The Office of Personnel Management (OPM) plans to furlough 150 employees if Congress does not authorize a proposed merger of OPM with the General Services Administration by June 30, according to a report from the Washington Post.
The furloughs would be used to cover the shortfall in OPM’s budget once the National Background Investigations Bureau (NBIB) moves from OPM to the Department of Defense. OPM Acting Director Margaret Weichert told reporters in May that NBIB move would leave a $70 million gap in the agency’s budget, and the Post story noted that the furloughs would cover around $23 million of that shortfall. The report also notes that those employees could be laid off after 30 days.
In an interview with the Post, Weichert confirmed a deadline of June 30 for legislators to authorize OPM’s disbandment and merger into GSA – a deadline that requires quick action on the part of Congress.
“As the Administration has shared publicly on many occasions, the Congressionally mandated move of background investigations to DOD leaves OPM with a major funding shortfall. We continue to work with Congress to find a solution and sustainable path forward that avoids unacceptable impacts to the staff at OPM. Unfortunately, issues of funding and appropriations law leave OPM with few options. It is our sincere hope that Congress helps us find a way to address the funding gap created by their decision to move a major funding source away from OPM,” said Jacob Wood, spokesperson at the Office of Management and Budget, in a statement.
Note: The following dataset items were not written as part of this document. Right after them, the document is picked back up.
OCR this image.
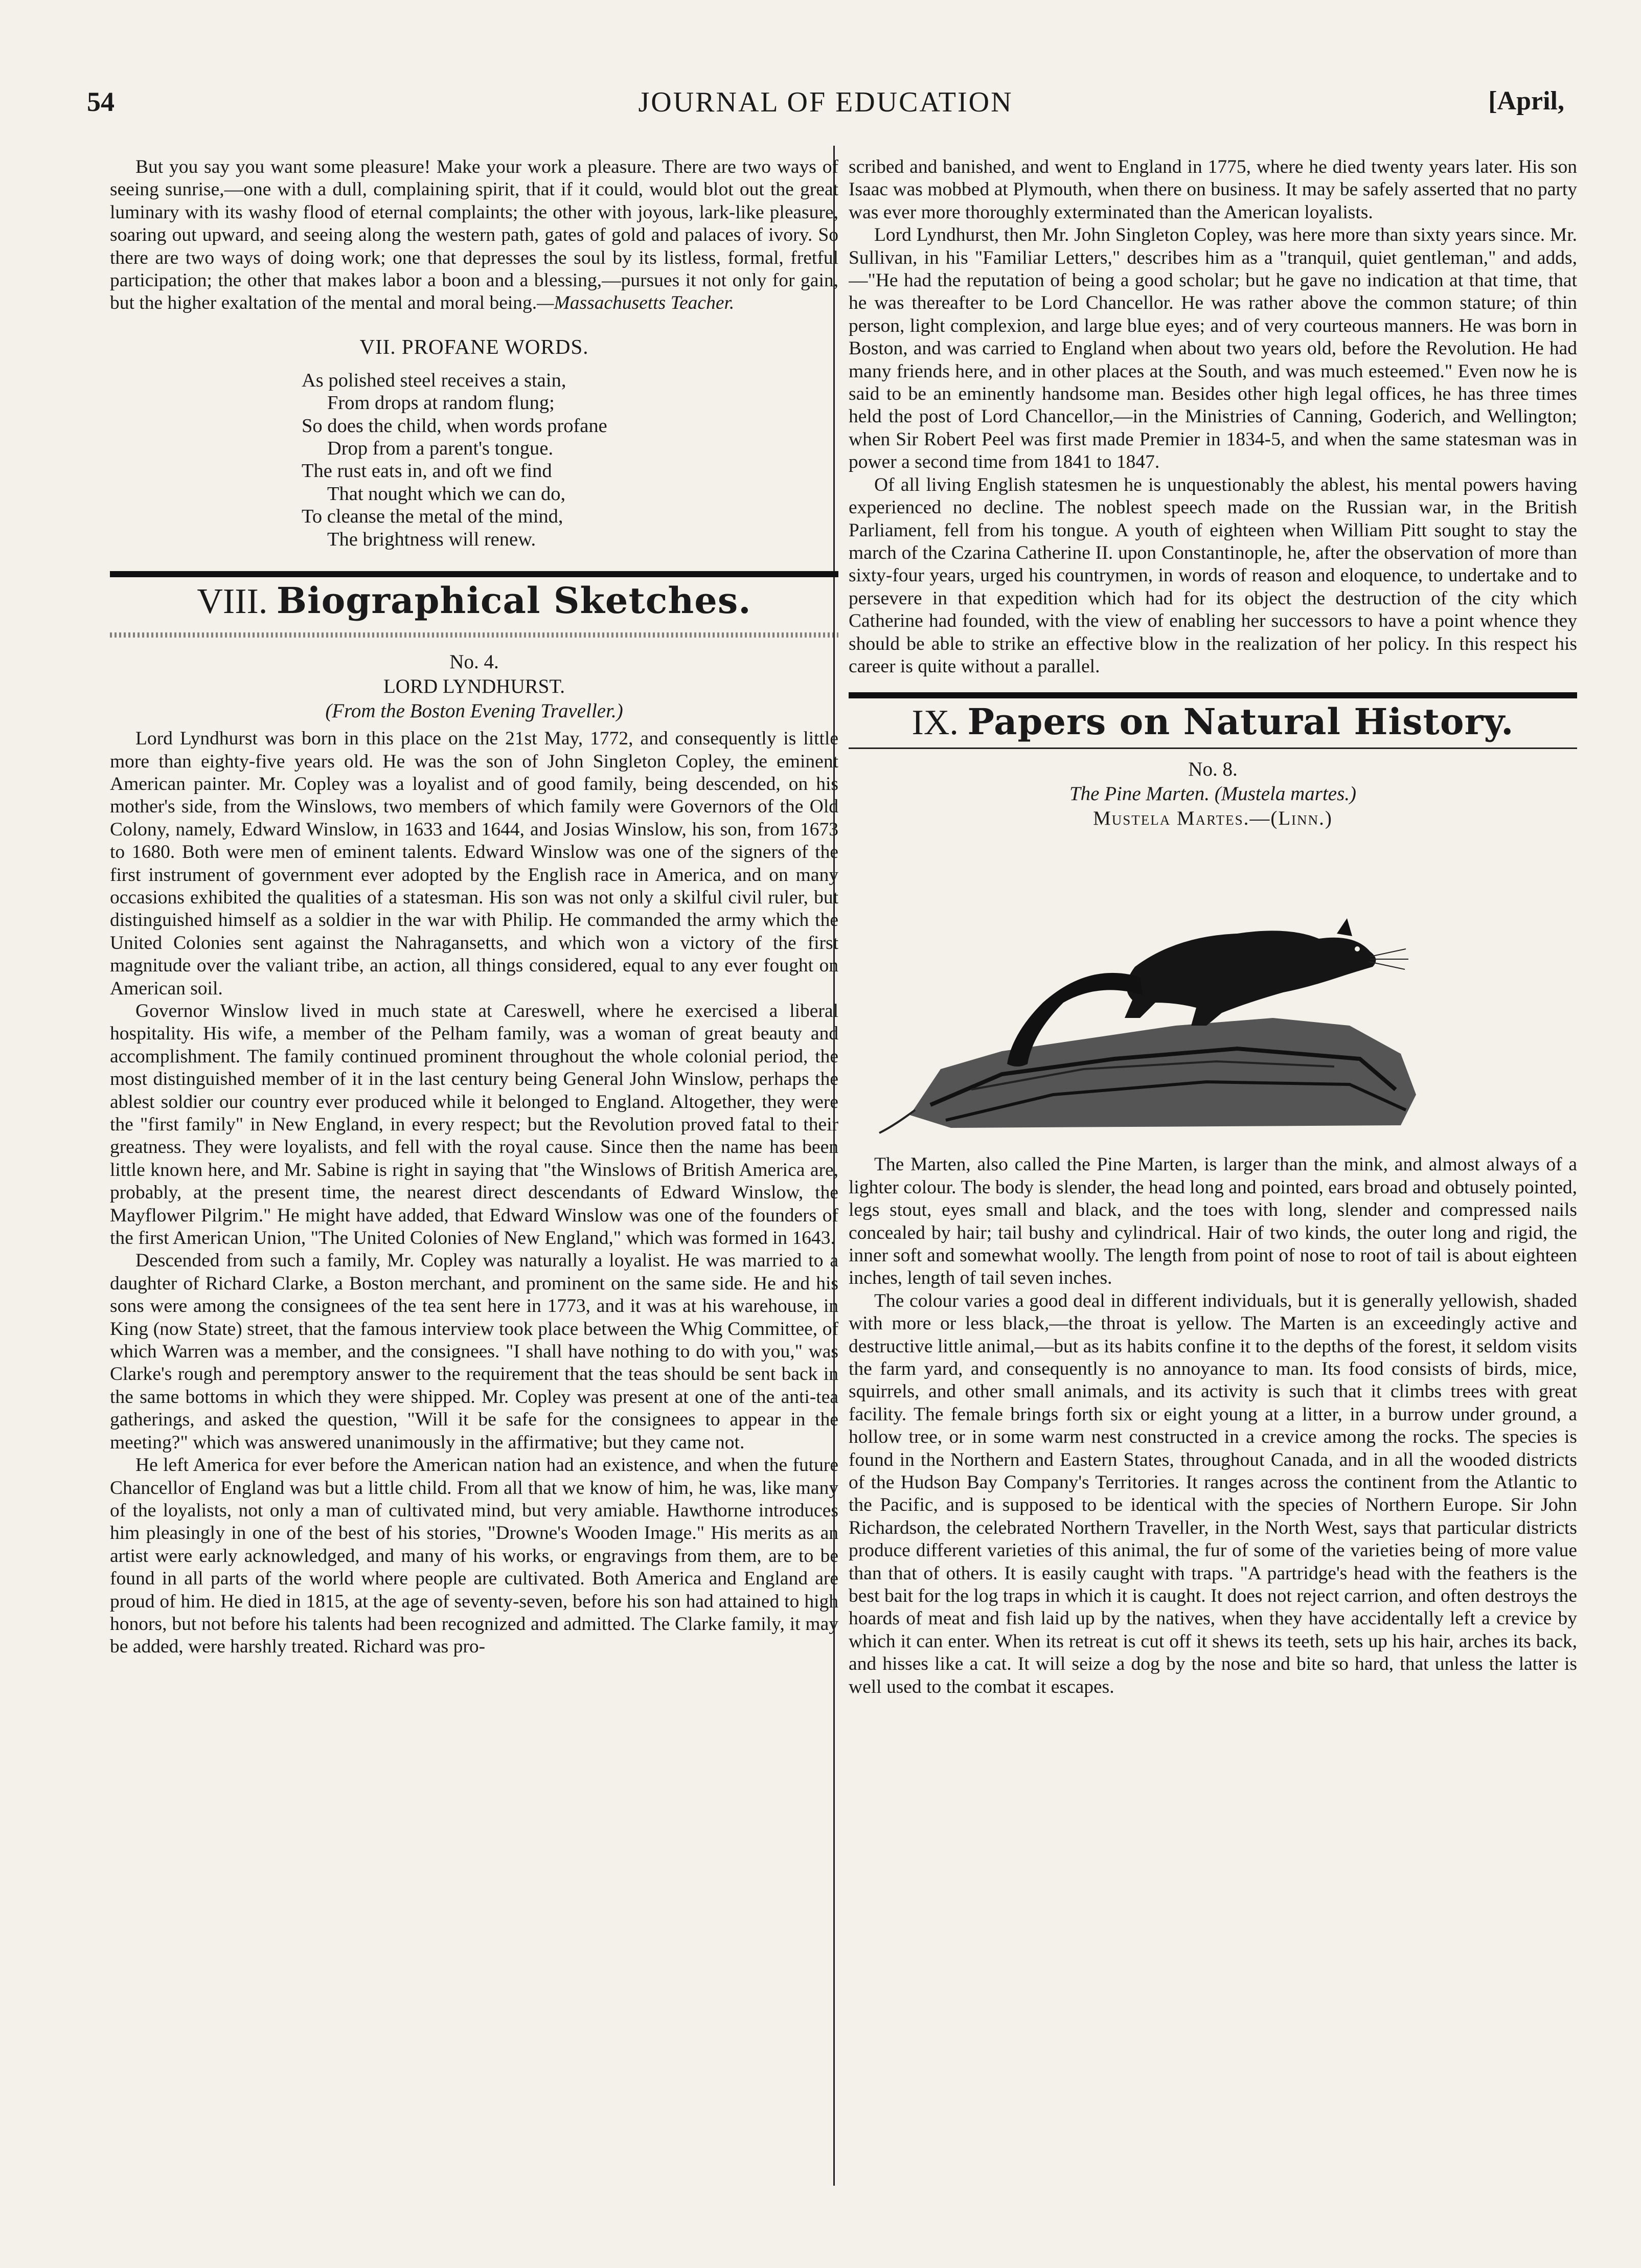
JOURNAL OF EDUCATION
54	[April,

But you say you want some pleasure! Make your work a pleasure. There are two ways of seeing sunrise,—one with a dull, complaining spirit, that if it could, would blot out the great luminary with its washy flood of eternal complaints; the other with joyous, lark-like pleasure, soaring out upward, and seeing along the western path, gates of gold and palaces of ivory. So there are two ways of doing work; one that depresses the soul by its listless, formal, fretful participation; the other that makes labor a boon and a blessing,—pursues it not only for gain, but the higher exaltation of the mental and moral being.—Massachusetts Teacher.

VII. PROFANE WORDS.
As polished steel receives a stain,
From drops at random flung;
So does the child, when words profane
Drop from a parent's tongue.
The rust eats in, and oft we find
That nought which we can do,
To cleanse the metal of the mind,
The brightness will renew.
VIII. Biographical Sketches.
No. 4.
LORD LYNDHURST.
(From the Boston Evening Traveller.)

Lord Lyndhurst was born in this place on the 21st May, 1772, and consequently is little more than eighty-five years old. He was the son of John Singleton Copley, the eminent American painter. Mr. Copley was a loyalist and of good family, being descended, on his mother's side, from the Winslows, two members of which family were Governors of the Old Colony, namely, Edward Winslow, in 1633 and 1644, and Josias Winslow, his son, from 1673 to 1680. Both were men of eminent talents. Edward Winslow was one of the signers of the first instrument of government ever adopted by the English race in America, and on many occasions exhibited the qualities of a statesman. His son was not only a skilful civil ruler, but distinguished himself as a soldier in the war with Philip. He commanded the army which the United Colonies sent against the Nahragansetts, and which won a victory of the first magnitude over the valiant tribe, an action, all things considered, equal to any ever fought on American soil.

Governor Winslow lived in much state at Careswell, where he exercised a liberal hospitality. His wife, a member of the Pelham family, was a woman of great beauty and accomplishment. The family continued prominent throughout the whole colonial period, the most distinguished member of it in the last century being General John Winslow, perhaps the ablest soldier our country ever produced while it belonged to England. Altogether, they were the "first family" in New England, in every respect; but the Revolution proved fatal to their greatness. They were loyalists, and fell with the royal cause. Since then the name has been little known here, and Mr. Sabine is right in saying that "the Winslows of British America are, probably, at the present time, the nearest direct descendants of Edward Winslow, the Mayflower Pilgrim." He might have added, that Edward Winslow was one of the founders of the first American Union, "The United Colonies of New England," which was formed in 1643.

Descended from such a family, Mr. Copley was naturally a loyalist. He was married to a daughter of Richard Clarke, a Boston merchant, and prominent on the same side. He and his sons were among the consignees of the tea sent here in 1773, and it was at his warehouse, in King (now State) street, that the famous interview took place between the Whig Committee, of which Warren was a member, and the consignees. "I shall have nothing to do with you," was Clarke's rough and peremptory answer to the requirement that the teas should be sent back in the same bottoms in which they were shipped. Mr. Copley was present at one of the anti-tea gatherings, and asked the question, "Will it be safe for the consignees to appear in the meeting?" which was answered unanimously in the affirmative; but they came not.

He left America for ever before the American nation had an existence, and when the future Chancellor of England was but a little child. From all that we know of him, he was, like many of the loyalists, not only a man of cultivated mind, but very amiable. Hawthorne introduces him pleasingly in one of the best of his stories, "Drowne's Wooden Image." His merits as an artist were early acknowledged, and many of his works, or engravings from them, are to be found in all parts of the world where people are cultivated. Both America and England are proud of him. He died in 1815, at the age of seventy-seven, before his son had attained to high honors, but not before his talents had been recognized and admitted. The Clarke family, it may be added, were harshly treated. Richard was pro-

scribed and banished, and went to England in 1775, where he died twenty years later. His son Isaac was mobbed at Plymouth, when there on business. It may be safely asserted that no party was ever more thoroughly exterminated than the American loyalists.

Lord Lyndhurst, then Mr. John Singleton Copley, was here more than sixty years since. Mr. Sullivan, in his "Familiar Letters," describes him as a "tranquil, quiet gentleman," and adds,—"He had the reputation of being a good scholar; but he gave no indication at that time, that he was thereafter to be Lord Chancellor. He was rather above the common stature; of thin person, light complexion, and large blue eyes; and of very courteous manners. He was born in Boston, and was carried to England when about two years old, before the Revolution. He had many friends here, and in other places at the South, and was much esteemed." Even now he is said to be an eminently handsome man. Besides other high legal offices, he has three times held the post of Lord Chancellor,—in the Ministries of Canning, Goderich, and Wellington; when Sir Robert Peel was first made Premier in 1834-5, and when the same statesman was in power a second time from 1841 to 1847.

Of all living English statesmen he is unquestionably the ablest, his mental powers having experienced no decline. The noblest speech made on the Russian war, in the British Parliament, fell from his tongue. A youth of eighteen when William Pitt sought to stay the march of the Czarina Catherine II. upon Constantinople, he, after the observation of more than sixty-four years, urged his countrymen, in words of reason and eloquence, to undertake and to persevere in that expedition which had for its object the destruction of the city which Catherine had founded, with the view of enabling her successors to have a point whence they should be able to strike an effective blow in the realization of her policy. In this respect his career is quite without a parallel.

IX. Papers on Natural History.
No. 8.
The Pine Marten. (Mustela martes.)
Mustela Martes.—(Linn.)

The Marten, also called the Pine Marten, is larger than the mink, and almost always of a lighter colour. The body is slender, the head long and pointed, ears broad and obtusely pointed, legs stout, eyes small and black, and the toes with long, slender and compressed nails concealed by hair; tail bushy and cylindrical. Hair of two kinds, the outer long and rigid, the inner soft and somewhat woolly. The length from point of nose to root of tail is about eighteen inches, length of tail seven inches.

The colour varies a good deal in different individuals, but it is generally yellowish, shaded with more or less black,—the throat is yellow. The Marten is an exceedingly active and destructive little animal,—but as its habits confine it to the depths of the forest, it seldom visits the farm yard, and consequently is no annoyance to man. Its food consists of birds, mice, squirrels, and other small animals, and its activity is such that it climbs trees with great facility. The female brings forth six or eight young at a litter, in a burrow under ground, a hollow tree, or in some warm nest constructed in a crevice among the rocks. The species is found in the Northern and Eastern States, throughout Canada, and in all the wooded districts of the Hudson Bay Company's Territories. It ranges across the continent from the Atlantic to the Pacific, and is supposed to be identical with the species of Northern Europe. Sir John Richardson, the celebrated Northern Traveller, in the North West, says that particular districts produce different varieties of this animal, the fur of some of the varieties being of more value than that of others. It is easily caught with traps. "A partridge's head with the feathers is the best bait for the log traps in which it is caught. It does not reject carrion, and often destroys the hoards of meat and fish laid up by the natives, when they have accidentally left a crevice by which it can enter. When its retreat is cut off it shews its teeth, sets up his hair, arches its back, and hisses like a cat. It will seize a dog by the nose and bite so hard, that unless the latter is well used to the combat it escapes.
“This announcement from OPM flies in the face of testimony the Administration gave to our Subcommittee,” said Rep. Gerry Connolly, D-Va., chairman of the House Oversight and Reform Government Operations Subcommittee, in a statement.
“Director Weichert made it clear that this merger proposal was not ready for prime time. After realizing they were not going to prevail on the merits of the proposal, the Trump Administration is taking 150 federal employees hostage unless we consent to a plan that has no rationale and is nothing more than a political gambit to give the White House control of our longstanding merit-based civil service system,” Rep. Connolly said.